Is this some relation between this operator and density matrix?

Operator of number of particles is

$$\hat{N}=\int d^3\vec{r}\hat{\psi}^{\dagger}(\vec{r})\hat{\psi}(\vec{r})$$

Why I can now use

$$\hat{\psi}^{\dagger}(\vec{r})=\sum_k\hat{a}_k^{\dagger}\varphi^*_k(\vec{r})\qquad \hat{\psi}(\vec{r})=\sum_k\hat{a}_k\varphi_k(\vec{r})$$ ?

where $$\{\varphi_k\}$$ is complete ortonormal set.

Thanks

 

[alxm]

$$\hat{n}(\vec{r})=\hat{\psi}^{\dagger}(\vec{r})\hat{\psi}(\vec{r})$$

Is this some relation between this operator and density matrix?

Which operator? What's $$\hat{\psi}^{\dagger}$$? Do you mean $$a^\dagger|\psi>$$?

Anyway, the matrix elements for creation/annhilation operators are:
$$<m|a^\dagger|n> = \sqrt{n+1}\delta_{m,n+1}$$
$$<m|a|n> = \sqrt{n}\delta_{m,n-1}$$

They don't form a complete set; the creation/annihilation operators aren't self-adjoint.

 

[Petar Mali]

Which operator?
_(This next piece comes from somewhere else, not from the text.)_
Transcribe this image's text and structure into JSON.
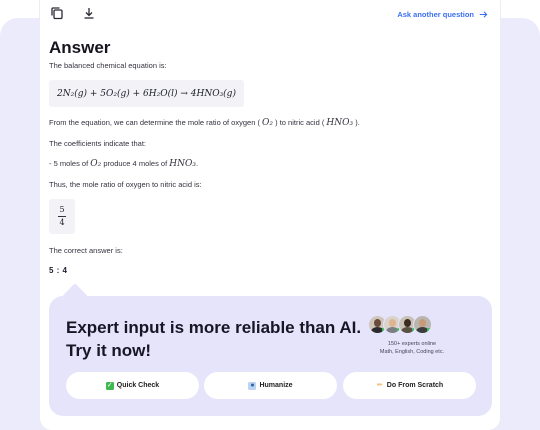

What's $$\hat{\psi}^{\dagger}$$? Do you mean $$a^\dagger|\psi>$$?

Anyway, the matrix elements for creation/annhilation operators are:
$$<m|a^\dagger|n> = \sqrt{n+1}\delta_{m,n+1}$$
$$<m|a|n> = \sqrt{n}\delta_{m,n-1}$$

They don't form a complete set; the creation/annihilation operators aren't self-adjoint.

I defined

$$\hat{\psi}^{\dagger}(\vec{r})=\sum_k\hat{a}_k^{\dagger}\varphi^*_k(\vec{r})\qquad \hat{\psi}(\vec{r})=\sum_k\hat{a}_k\varphi_k(\vec{ r})$$

$$\hat{a}_k^{\dagger},\hat{a}_k$$ are operators you talking about and $$\{\varphi_k\}$$ form complete set. You did not read my post.

 

[kanato]

I usually think of the density matrix as something like
$$\hat\rho(r,r') = \hat\psi^\dagger(r) \hat\psi(r')$$
so your density operator would be the diagonal element.

I think your question about the transform relies on the assumption that you can write
$$\delta(r) = \sum_k \phi_k(r)$$
which certainly works for $$\phi_k$$ as plane waves but I am not sure about other basis sets.

It's late and I'm tired so I apologize if this doesn't make much sense.